# Bella has antoher egg



## tms5729 (Jan 14, 2008)

Ok well she laid another egg sometime in the night this time it did not hit the bottom of the cage she laid it in her food bowl.....my question is should I move it to the nesting box or in somthing on the bottom of the cate to prevent it from falling and will moving it hurt it? Im excited and nervous


----------



## Aly (Jul 30, 2007)

Ok, first thing first. Is Bella an only tiel, meaning does she have a male with her or even another female?
From what I remember, she's an only tiel and you're not trying to breed her so you wouldn't add a box but what you can do is lay a small hand towel on the bottom of the cage in the corner to make it more comfortable for her but whatever you do, don't remove the egg. If there is no male present then you don't need to do anything besides provide her with LOTS of veggies, eggfood, etc-things to build her calcium level so no complications come up. When you get a change read this thread so you understand what I mean by that: http://talkcockatiels.com/showthread.php?t=2539&highlight=making
She's probably going to lay a couple more (the average is 2-8) and she'll sit on the for the duration of the incubation (18-21 days). Let her stay on them until she realizes no babies are coming and she'll get tired of sitting on them. You'll notice she'll start staying on them less and less-when you see her ignore them for the majority of the day you can remove one a day until the clutch is gone. It's also helpful to do one final change up of perches, toys, dishes, etc at that time. During this time you should change around things in her cage to bring her out of her comfort level and make sure she's getting atleast 12hr of "nighttime" to simulate winter. Both of these things combined will help get her out of breeding condition. 
If you have any questions, just let me know.


----------



## tms5729 (Jan 14, 2008)

*Bella and her egg*

Bella has a male in the cage with her he was sitting on the egg this morning


----------



## Aly (Jul 30, 2007)

Are you wanting to breed them?


----------



## tms5729 (Jan 14, 2008)

*Bella and Bruce*

Yes I would like to breed them


----------



## Laura (Jul 30, 2007)

I would carefully move the egg to the nest box be sure not to shake it and hopefully they will start nesting on them in the box.


----------



## Aly (Jul 30, 2007)

Ahh ok... Then it's a different story. Add a box and move the egg in there then. Make sure to wash your hands well and try them each time you handle the egg. If you have any questions just post then, we'll be glad to help. There's a few of us breeding right now. Research as much as you can and be sure you're ready for anything. Do they eat their veggies?


----------



## tms5729 (Jan 14, 2008)

*Bruce and Bella*

I tried getting them to eat diffrent things but they wont I tried carrots broccoli brown rice I got a vitamen supplment from petco and you just put that on top of there food and they ate that.


----------



## tms5729 (Jan 14, 2008)

*Nesting box*

my nesting box sits on the bottom of the cage should I hang it I was told that they like to be up high is why she may have layed the egg in her food bowl?


----------



## Aly (Jul 30, 2007)

Be careful with the vitamin supplement. Sometimes they get too much of it and it does the opposite that it's suppose to. I personally don't use them and probably never will. Check our food and nutrition for different idea. This is the time to provide them with as many different foods as you can so they can gain their strenght. Try giving them a hard boiled egg (minus the egg white) and mash the shell and yolk with some steamed corn, peas and spinach. Keep offering it everyday so they get use to it.

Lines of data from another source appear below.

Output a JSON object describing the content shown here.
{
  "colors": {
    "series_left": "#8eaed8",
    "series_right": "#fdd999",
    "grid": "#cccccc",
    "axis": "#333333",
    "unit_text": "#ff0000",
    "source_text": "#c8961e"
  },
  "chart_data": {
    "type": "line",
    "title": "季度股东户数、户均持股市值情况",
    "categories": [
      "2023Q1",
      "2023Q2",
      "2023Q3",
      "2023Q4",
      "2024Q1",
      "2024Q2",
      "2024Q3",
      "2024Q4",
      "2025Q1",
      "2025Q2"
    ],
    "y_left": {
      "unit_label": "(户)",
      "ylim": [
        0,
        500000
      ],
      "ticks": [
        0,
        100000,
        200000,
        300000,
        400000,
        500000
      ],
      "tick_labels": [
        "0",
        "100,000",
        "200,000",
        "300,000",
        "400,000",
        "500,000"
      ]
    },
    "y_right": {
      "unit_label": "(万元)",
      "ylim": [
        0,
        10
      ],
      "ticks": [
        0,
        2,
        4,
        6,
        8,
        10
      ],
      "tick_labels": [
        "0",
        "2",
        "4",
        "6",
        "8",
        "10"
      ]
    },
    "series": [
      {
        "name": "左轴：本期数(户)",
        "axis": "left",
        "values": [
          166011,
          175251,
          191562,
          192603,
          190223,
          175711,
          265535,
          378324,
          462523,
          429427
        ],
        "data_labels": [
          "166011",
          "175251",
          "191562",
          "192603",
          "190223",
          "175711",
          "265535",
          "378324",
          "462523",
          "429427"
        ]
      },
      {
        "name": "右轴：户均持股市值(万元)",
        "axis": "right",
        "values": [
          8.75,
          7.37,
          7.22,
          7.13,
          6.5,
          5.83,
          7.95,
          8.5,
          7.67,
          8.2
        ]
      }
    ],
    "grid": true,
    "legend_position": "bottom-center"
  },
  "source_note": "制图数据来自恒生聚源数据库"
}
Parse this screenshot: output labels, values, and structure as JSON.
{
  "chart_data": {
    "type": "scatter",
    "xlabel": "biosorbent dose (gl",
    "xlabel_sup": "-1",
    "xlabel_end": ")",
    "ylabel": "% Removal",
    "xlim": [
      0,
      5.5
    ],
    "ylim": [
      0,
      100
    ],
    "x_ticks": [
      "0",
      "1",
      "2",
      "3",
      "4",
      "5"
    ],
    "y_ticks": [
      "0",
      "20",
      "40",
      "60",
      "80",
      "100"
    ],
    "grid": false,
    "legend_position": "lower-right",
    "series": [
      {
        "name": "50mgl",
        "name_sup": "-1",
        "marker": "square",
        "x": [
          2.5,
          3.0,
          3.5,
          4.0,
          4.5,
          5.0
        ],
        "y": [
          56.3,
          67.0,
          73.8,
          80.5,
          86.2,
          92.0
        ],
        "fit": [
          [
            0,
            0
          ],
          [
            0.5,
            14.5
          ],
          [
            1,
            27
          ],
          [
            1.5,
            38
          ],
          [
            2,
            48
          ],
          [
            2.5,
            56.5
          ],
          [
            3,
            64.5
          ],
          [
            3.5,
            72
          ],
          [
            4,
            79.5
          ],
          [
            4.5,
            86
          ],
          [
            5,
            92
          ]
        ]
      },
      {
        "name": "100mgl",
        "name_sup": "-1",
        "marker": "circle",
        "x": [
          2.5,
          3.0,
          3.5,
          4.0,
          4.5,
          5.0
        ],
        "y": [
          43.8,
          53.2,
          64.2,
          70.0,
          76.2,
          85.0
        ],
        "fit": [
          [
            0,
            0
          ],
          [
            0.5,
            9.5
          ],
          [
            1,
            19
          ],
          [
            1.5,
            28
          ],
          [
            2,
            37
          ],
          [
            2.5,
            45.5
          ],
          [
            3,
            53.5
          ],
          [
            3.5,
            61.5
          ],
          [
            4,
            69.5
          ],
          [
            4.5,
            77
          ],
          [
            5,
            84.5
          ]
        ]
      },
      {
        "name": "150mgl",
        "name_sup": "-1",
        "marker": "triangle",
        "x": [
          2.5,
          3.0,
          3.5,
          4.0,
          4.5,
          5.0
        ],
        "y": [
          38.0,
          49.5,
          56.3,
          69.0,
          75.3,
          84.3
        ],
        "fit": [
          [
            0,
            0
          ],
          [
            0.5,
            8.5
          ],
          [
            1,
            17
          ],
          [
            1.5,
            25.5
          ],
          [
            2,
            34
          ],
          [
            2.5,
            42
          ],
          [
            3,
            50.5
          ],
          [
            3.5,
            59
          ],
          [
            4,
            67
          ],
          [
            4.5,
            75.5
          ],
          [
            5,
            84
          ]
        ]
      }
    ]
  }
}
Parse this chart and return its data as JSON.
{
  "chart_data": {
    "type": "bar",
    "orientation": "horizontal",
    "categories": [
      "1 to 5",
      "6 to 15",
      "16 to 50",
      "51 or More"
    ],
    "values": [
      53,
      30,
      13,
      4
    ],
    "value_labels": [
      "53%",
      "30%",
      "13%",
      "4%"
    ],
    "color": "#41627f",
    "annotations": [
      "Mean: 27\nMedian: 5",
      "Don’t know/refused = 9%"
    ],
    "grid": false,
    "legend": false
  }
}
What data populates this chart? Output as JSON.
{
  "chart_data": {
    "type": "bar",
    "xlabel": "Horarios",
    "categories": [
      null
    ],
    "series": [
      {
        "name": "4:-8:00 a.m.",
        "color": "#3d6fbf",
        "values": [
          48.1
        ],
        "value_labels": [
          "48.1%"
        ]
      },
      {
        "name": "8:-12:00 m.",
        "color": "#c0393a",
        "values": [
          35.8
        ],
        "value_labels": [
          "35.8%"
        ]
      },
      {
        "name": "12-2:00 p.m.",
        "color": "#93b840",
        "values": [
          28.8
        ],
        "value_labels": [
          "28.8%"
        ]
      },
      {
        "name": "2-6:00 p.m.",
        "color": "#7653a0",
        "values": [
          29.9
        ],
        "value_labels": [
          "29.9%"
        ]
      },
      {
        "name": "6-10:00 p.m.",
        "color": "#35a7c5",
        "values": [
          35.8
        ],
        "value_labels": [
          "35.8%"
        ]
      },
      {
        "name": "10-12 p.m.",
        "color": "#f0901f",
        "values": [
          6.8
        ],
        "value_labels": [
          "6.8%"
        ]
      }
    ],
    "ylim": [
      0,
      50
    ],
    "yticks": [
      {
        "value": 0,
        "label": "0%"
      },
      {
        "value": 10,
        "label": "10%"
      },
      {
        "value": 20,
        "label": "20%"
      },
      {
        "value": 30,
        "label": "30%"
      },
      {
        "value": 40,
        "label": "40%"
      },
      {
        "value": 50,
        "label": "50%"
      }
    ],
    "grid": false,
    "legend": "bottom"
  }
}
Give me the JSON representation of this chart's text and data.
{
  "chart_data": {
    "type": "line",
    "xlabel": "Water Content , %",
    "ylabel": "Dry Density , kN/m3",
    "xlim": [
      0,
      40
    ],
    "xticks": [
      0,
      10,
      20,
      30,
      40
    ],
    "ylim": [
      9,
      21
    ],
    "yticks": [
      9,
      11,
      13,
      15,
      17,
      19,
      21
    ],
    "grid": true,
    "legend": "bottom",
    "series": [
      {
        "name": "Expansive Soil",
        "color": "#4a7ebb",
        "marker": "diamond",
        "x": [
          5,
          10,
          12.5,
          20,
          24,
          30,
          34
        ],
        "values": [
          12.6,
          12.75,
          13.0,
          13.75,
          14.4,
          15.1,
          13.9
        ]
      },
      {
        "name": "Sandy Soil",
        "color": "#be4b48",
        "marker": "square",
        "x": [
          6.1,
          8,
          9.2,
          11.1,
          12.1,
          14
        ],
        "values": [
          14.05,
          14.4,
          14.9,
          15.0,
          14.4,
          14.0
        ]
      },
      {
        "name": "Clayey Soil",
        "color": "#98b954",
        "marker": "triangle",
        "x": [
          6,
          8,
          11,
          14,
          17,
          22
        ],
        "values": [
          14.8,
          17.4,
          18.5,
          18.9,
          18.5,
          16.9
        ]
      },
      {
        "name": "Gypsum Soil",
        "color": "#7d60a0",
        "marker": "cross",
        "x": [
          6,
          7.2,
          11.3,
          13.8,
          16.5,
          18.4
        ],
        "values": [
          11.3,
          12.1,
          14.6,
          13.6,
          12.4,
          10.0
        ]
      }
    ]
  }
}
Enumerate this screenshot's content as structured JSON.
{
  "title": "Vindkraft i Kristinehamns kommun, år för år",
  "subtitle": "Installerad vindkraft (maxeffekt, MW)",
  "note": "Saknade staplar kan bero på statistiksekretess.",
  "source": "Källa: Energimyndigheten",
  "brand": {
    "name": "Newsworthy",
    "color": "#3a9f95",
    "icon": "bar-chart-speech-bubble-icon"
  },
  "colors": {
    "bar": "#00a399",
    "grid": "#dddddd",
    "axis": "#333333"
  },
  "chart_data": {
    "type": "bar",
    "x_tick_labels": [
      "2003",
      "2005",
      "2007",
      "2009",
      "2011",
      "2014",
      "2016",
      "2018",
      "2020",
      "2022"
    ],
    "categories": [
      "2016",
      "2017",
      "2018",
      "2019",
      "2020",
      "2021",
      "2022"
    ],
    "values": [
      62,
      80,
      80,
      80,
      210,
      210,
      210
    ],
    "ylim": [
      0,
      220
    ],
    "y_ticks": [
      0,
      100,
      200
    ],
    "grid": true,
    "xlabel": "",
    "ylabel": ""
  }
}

As far as the box it doesn't NEED to be up high. Does your cage have a breeder or feeder door? It's easier to hang it on the outside so they only have access to the door or the box can become pretty soiled and it won't be as hygenic. Plus, it's harder to access when it's inside.


----------



## tms5729 (Jan 14, 2008)

*Nesting box*

yes it has a breeder door and food doors and thanks for all the help I do appriciate it


----------



## Aly (Jul 30, 2007)

Anytime.  That's what this forum is for!


----------



## Bea (Jul 26, 2007)

Good luck!  There really will be a baby boom on these forums in a few weeks time.


----------



## Phill (Feb 22, 2008)

Congratultions and good luck!!! :d :d :d


----------